Finding Opportunities Amidst Noise
- A critical insight shared is the idea that most liquid instruments often present noise rather than actionable opportunities. The speaker prefers focusing on unique opportunities that arise each day rather than sticking rigidly to one type of asset or strategy. This approach allows for faster learning and adaptation in dynamic markets.
Identifying Emerging Trends
- To identify new themes early, the speaker suggests maintaining an open mind and staying informed about current discussions in financial media (e.g., CNBC). They mention AI as a potential emerging theme while acknowledging that trends can be unpredictable and may not last long; thus flexibility is key in trading strategies.
Handling Stock Halts
- When stocks are halted during downtrends, the speaker advises against taking long positions unless there are exceptional circumstances indicating a reversal might occur soon after the halt. They emphasize being cautious around halts due to historical instances where prices moved significantly beyond expectations post-halt.
Understanding Market Dynamics and Trading Philosophy
The Concept of Market Halts
- A market halt occurs due to an imbalance between supply and demand, indicating that the clearing price should be lower based on selling activity.
- Traders often find themselves on the wrong side of a market halt if they do not adapt to changing conditions; being aware of the trend is crucial.
- Many traders sell too early during strong trends, focusing on predetermined price targets instead of riding the momentum.
- It’s important to avoid selling into upward movements, as significant gains can occur unexpectedly during these phases.
Insights from Lance's Trading Experience
- Lance runs a non-profit organization called Impact Competition, which engages students in addressing local social issues through competitions with cash prizes.

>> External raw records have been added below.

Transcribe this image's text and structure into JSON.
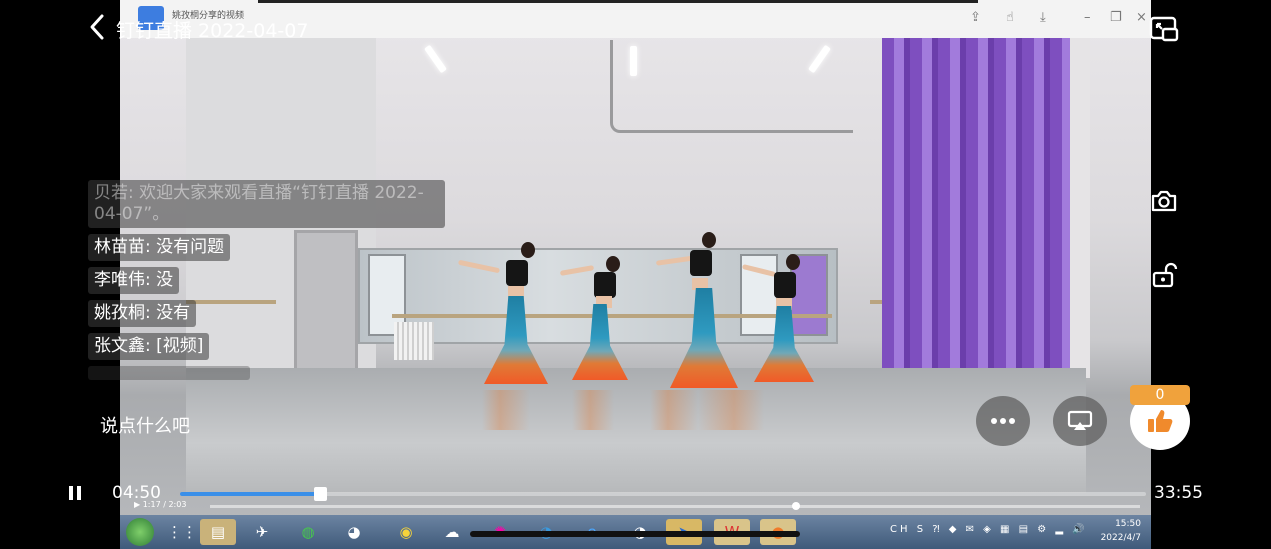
{
  "header": {
    "title": "钉钉直播 2022-04-07"
  },
  "embedded_window": {
    "title": "姚孜桐分享的视频"
  },
  "comments": [
    {
      "user": "贝若",
      "text": "欢迎大家来观看直播“钉钉直播 2022-04-07”。",
      "faded": true
    },
    {
      "user": "林苗苗",
      "text": "没有问题"
    },
    {
      "user": "李唯伟",
      "text": "没"
    },
    {
      "user": "姚孜桐",
      "text": "没有"
    },
    {
      "user": "张文鑫",
      "text": "[视频]"
    }
  ],
  "comment_input": {
    "placeholder": "说点什么吧"
  },
  "like": {
    "count": "0"
  },
  "player": {
    "current_time": "04:50",
    "total_time": "33:55",
    "progress": 0.145,
    "inner_time": "1:17 / 2:03",
    "inner_progress": 0.63
  },
  "taskbar": {
    "time": "15:50",
    "date": "2022/4/7",
    "lang": "CH"
  },
  "icons": {
    "back": "back-icon",
    "pip": "picture-in-picture-icon",
    "camera": "camera-icon",
    "lock": "unlock-icon",
    "more": "more-icon",
    "cast": "cast-icon",
    "like": "thumbs-up-icon"
  },
  "colors": {
    "accent": "#3a8fe8",
    "like_badge": "#f0a23c",
    "like_icon": "#f08a2c"
  }
}
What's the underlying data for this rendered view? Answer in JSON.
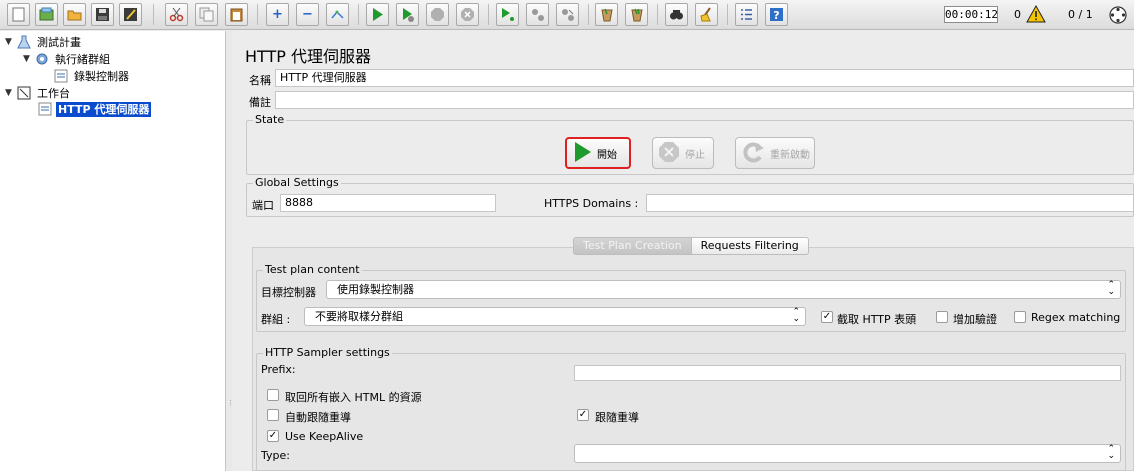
{
  "toolbar": {
    "icons": [
      "new-icon",
      "templates-icon",
      "open-icon",
      "save-icon",
      "save-as-icon",
      "cut-icon",
      "copy-icon",
      "paste-icon",
      "expand-icon",
      "collapse-icon",
      "toggle-icon",
      "start-icon",
      "start-no-pause-icon",
      "stop-icon",
      "shutdown-icon",
      "remote-start-icon",
      "remote-stop-icon",
      "remote-shutdown-icon",
      "clear-icon",
      "clear-all-icon",
      "search-icon",
      "reset-search-icon",
      "function-helper-icon",
      "help-icon"
    ],
    "timer": "00:00:12",
    "warning_count": "0",
    "thread_count": "0 / 1"
  },
  "tree": {
    "items": [
      {
        "label": "測試計畫",
        "icon": "test-plan-icon"
      },
      {
        "label": "執行緒群組",
        "icon": "thread-group-icon"
      },
      {
        "label": "錄製控制器",
        "icon": "recording-controller-icon"
      },
      {
        "label": "工作台",
        "icon": "workbench-icon"
      },
      {
        "label": "HTTP 代理伺服器",
        "icon": "proxy-server-icon",
        "selected": true
      }
    ]
  },
  "panel": {
    "title": "HTTP 代理伺服器",
    "name_label": "名稱",
    "name_value": "HTTP 代理伺服器",
    "comment_label": "備註",
    "comment_value": "",
    "state": {
      "legend": "State",
      "start_label": "開始",
      "stop_label": "停止",
      "restart_label": "重新啟動"
    },
    "global": {
      "legend": "Global Settings",
      "port_label": "端口",
      "port_value": "8888",
      "https_label": "HTTPS Domains :",
      "https_value": ""
    },
    "tabs": [
      "Test Plan Creation",
      "Requests Filtering"
    ],
    "test_plan": {
      "legend": "Test plan content",
      "target_label": "目標控制器",
      "target_value": "使用錄製控制器",
      "group_label": "群組 :",
      "group_value": "不要將取樣分群組",
      "capture_headers_label": "截取 HTTP 表頭",
      "capture_headers_checked": true,
      "add_assertions_label": "增加驗證",
      "add_assertions_checked": false,
      "regex_label": "Regex matching",
      "regex_checked": false
    },
    "sampler": {
      "legend": "HTTP Sampler settings",
      "prefix_label": "Prefix:",
      "prefix_value": "",
      "embedded_label": "取回所有嵌入 HTML 的資源",
      "embedded_checked": false,
      "auto_redirect_label": "自動跟隨重導",
      "auto_redirect_checked": false,
      "follow_redirect_label": "跟隨重導",
      "follow_redirect_checked": true,
      "keepalive_label": "Use KeepAlive",
      "keepalive_checked": true,
      "type_label": "Type:",
      "type_value": ""
    }
  },
  "colors": {
    "selection": "#0b4ccf",
    "highlight_border": "#e02020",
    "start_green": "#1f9a2c"
  }
}
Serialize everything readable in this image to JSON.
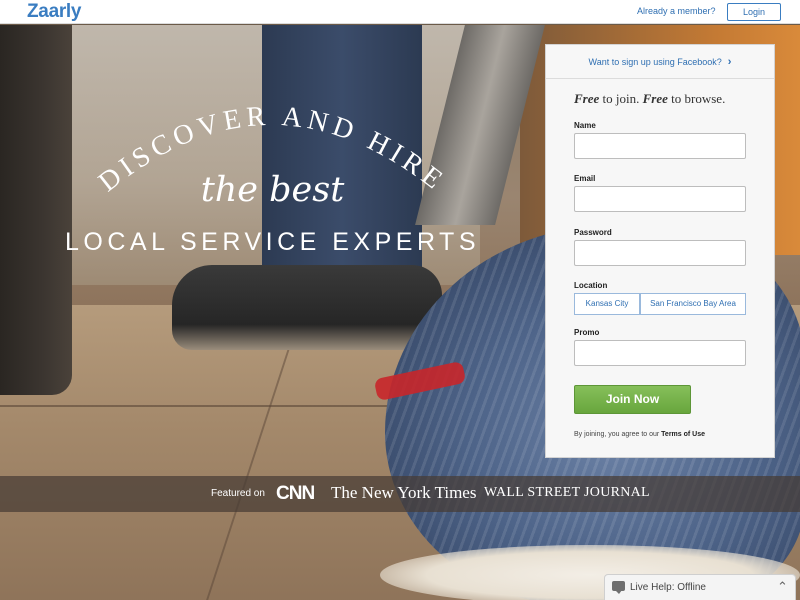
{
  "header": {
    "logo": "Zaarly",
    "member_text": "Already a member?",
    "login_label": "Login"
  },
  "hero": {
    "arc_line": "DISCOVER AND HIRE",
    "emphasis": "the best",
    "subline": "LOCAL SERVICE EXPERTS"
  },
  "featured": {
    "label": "Featured on",
    "outlets": [
      "CNN",
      "The New York Times",
      "WALL STREET JOURNAL"
    ]
  },
  "signup": {
    "facebook_link": "Want to sign up using Facebook?",
    "tagline_free1": "Free",
    "tagline_join": " to join. ",
    "tagline_free2": "Free",
    "tagline_browse": " to browse.",
    "fields": {
      "name": {
        "label": "Name",
        "value": ""
      },
      "email": {
        "label": "Email",
        "value": ""
      },
      "password": {
        "label": "Password",
        "value": ""
      },
      "location": {
        "label": "Location",
        "options": [
          "Kansas City",
          "San Francisco Bay Area"
        ]
      },
      "promo": {
        "label": "Promo",
        "value": ""
      }
    },
    "join_label": "Join Now",
    "terms_prefix": "By joining, you agree to our ",
    "terms_link": "Terms of Use"
  },
  "live_help": {
    "text": "Live Help: Offline"
  },
  "colors": {
    "brand_blue": "#3a7dc1",
    "join_green": "#72ad46"
  }
}
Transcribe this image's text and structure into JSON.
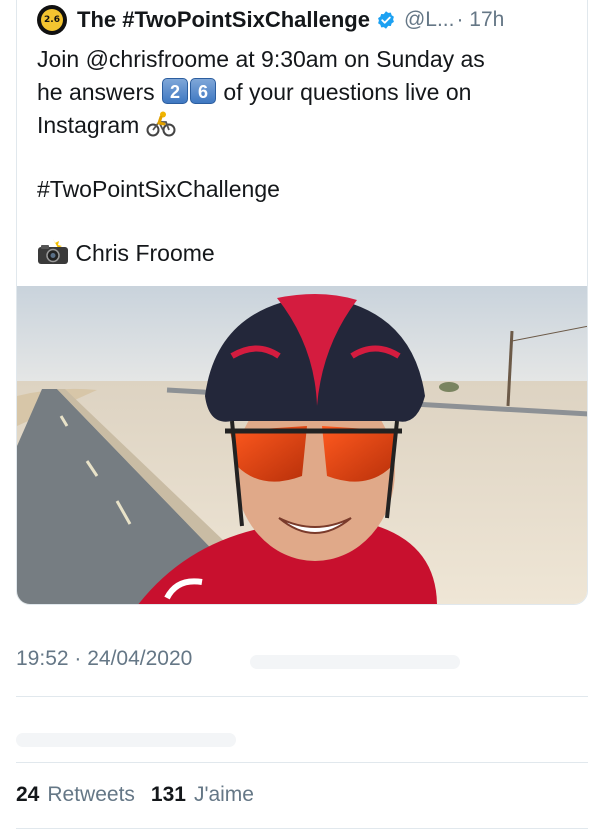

- He emphasizes the importance of community involvement and encourages support for initiatives tackling issues like gun violence and food insecurity.
Philosophical Approach to Trading
- Lance shares a Buddhist philosophy perspective, highlighting that what seems bad may ultimately be good and vice versa; maintaining faith in outcomes is essential.
- He encourages traders to enjoy the process of trading and life itself, suggesting that this mindset will lead to better results over time.